What Does It Mean To Be a Data Scientist?
Nerval's Lobster writes What is a data scientist? "To be honest, I often don't tell people I am a data scientist," writes Simon Hughes, chief data scientist of the Dice Data Science Team. "It's not that I don't enjoy my job (I do!) nor that I'm not proud of what we've achieved (I am); it's just that most people don't really understand what you mean when you say you're a data scientist, or they assume it's some fancy jargon for something else." So how do Simon and his team define "data scientist"? In this blog posting, he breaks it down along several lines: solid programming skills, a scientific mindset, and the ability to use tools are just for starters. A data scientist also needs to be a polymath with strong math skills. "All good scientists are skeptics at heart; they require strong empirical evidence to be convinced about a theory," he writes. "Likewise, as a data scientist, I've learned to be suspicious of models that are too accurate, or individual variables that are too predictive." His points are good to keep in mind right now, with everybody throwing around buzzwords like "Big Data" without fully realizing what they mean.
Just like how 10 years ago, suddenly everyone was an "Architect" and before that you were a "Developer".
It means you get no women.
I can't believe Slashdot managed to land an interview with someone from Dice! Time to make some popcorn, sit back, and enjoy the fireworks!
being a "behavioral economist". No one knows what it means, but it sounds like you're making money for someone. And that's what counts.
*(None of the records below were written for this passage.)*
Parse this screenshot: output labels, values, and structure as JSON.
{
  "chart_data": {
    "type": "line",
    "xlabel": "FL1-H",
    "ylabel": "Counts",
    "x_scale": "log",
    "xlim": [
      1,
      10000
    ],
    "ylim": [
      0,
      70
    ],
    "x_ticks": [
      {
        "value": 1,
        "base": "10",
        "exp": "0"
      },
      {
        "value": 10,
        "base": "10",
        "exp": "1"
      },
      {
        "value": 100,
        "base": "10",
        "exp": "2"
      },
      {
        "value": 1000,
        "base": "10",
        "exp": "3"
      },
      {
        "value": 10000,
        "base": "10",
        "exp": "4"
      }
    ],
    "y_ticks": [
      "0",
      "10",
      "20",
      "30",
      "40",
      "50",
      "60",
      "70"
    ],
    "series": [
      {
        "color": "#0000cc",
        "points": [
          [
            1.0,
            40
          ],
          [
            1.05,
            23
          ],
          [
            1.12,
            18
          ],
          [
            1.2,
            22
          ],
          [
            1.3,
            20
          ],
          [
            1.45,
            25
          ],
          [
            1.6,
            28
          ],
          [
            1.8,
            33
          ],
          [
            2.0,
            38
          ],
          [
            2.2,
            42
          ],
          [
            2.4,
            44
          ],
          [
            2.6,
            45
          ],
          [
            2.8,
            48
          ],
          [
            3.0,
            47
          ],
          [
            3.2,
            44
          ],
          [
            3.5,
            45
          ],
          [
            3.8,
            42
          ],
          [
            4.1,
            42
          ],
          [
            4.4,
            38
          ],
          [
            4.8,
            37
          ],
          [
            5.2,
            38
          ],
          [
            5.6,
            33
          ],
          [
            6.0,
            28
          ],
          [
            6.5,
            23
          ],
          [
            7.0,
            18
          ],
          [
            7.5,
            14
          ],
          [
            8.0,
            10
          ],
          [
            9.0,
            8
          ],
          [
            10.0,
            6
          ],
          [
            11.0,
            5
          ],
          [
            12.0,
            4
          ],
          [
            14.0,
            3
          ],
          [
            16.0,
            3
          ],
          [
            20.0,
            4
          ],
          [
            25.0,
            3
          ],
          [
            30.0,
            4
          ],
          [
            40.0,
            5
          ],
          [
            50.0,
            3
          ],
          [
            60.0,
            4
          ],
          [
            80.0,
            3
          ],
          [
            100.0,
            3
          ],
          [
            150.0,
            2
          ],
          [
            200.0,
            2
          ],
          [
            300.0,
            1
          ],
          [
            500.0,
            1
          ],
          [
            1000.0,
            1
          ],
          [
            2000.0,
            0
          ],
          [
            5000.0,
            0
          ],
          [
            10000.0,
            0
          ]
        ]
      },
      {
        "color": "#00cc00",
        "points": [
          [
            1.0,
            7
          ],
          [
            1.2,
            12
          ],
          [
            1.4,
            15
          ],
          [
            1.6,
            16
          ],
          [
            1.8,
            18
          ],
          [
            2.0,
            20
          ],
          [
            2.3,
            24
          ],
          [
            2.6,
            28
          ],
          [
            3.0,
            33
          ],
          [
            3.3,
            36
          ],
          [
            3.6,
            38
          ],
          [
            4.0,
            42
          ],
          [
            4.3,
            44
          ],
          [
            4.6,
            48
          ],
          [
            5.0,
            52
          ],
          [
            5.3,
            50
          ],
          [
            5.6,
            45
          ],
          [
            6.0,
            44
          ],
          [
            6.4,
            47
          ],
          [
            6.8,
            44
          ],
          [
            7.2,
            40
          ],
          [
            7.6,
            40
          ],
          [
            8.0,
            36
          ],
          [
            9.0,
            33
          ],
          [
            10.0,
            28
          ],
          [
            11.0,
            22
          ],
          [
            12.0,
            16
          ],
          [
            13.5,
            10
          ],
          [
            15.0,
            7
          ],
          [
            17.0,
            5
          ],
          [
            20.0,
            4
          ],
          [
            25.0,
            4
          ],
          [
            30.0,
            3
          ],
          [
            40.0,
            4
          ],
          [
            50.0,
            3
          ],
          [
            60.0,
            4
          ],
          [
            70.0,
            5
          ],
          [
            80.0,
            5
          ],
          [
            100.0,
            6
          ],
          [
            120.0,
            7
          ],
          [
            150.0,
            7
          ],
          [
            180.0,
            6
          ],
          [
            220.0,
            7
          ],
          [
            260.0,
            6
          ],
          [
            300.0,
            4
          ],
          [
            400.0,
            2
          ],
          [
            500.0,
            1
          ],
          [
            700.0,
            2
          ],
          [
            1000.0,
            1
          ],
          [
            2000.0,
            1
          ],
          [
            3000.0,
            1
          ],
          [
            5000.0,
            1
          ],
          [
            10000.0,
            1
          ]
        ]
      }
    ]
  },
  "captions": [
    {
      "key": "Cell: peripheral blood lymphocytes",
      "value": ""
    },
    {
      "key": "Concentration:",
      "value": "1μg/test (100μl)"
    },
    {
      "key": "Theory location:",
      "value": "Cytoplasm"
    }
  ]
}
What does anything mean anymore?
Just think - telecoms are accumulating petabytes of data from call setup and cellular handoffs EVERY FEW MONTHS. And this data can be cross referenced with subscriber data and sliced and diced in almost infinitely many different ways.
If you're the one reciting stats like that with wide open eyes, you're a Data Scientist.
If you just shrug and say, "Yeah. So?" like everyone else, you're not.
It means you get to play with beakers and such. No self respecting scientist doesn't have lot of beakers, test tubes, and strange lab setups with tubes going in all directions.
So how do Simon and his team define "data scientist"? In this blog posting, he breaks it down along several lines: solid programming skills, a scientific mindset, and the ability to use tools are just for starters. A data scientist also needs to be a polymath with strong math skills. "All good scientists are skeptics at heart; they require strong empirical evidence to be convinced about a theory," he writes. "Likewise, as a data scientist, I've learned to be suspicious of models that are too accurate, or individual variables that are too predictive."
So it is a scientist who has strong math skills, can program computers, and can use tools. Thanks for that awesome summary. No wonder he mentions it to people. At least he gives a couple of examples on the actual page of things he has worked on.
You cant spell statistician and anyway were too embarrassed to put it on your business card.
I think we should submit an Ask Slashdot where we ask data scientists precisely how they work in ways that they apply scientific method in their day to day life. Or does having a "scientific mind" now qualify as being a scientist.
I have a scientific mindset, will I be a pornography scientist later tonight, am I a trolling scientist now?
Data scientist, econometrician, quant... just a fancy way to say I'm a statistician who knows how to program.
It means you opted for the Blue shirt instead of the Gold. :D
I do not fail; I succeed at finding out what does not work.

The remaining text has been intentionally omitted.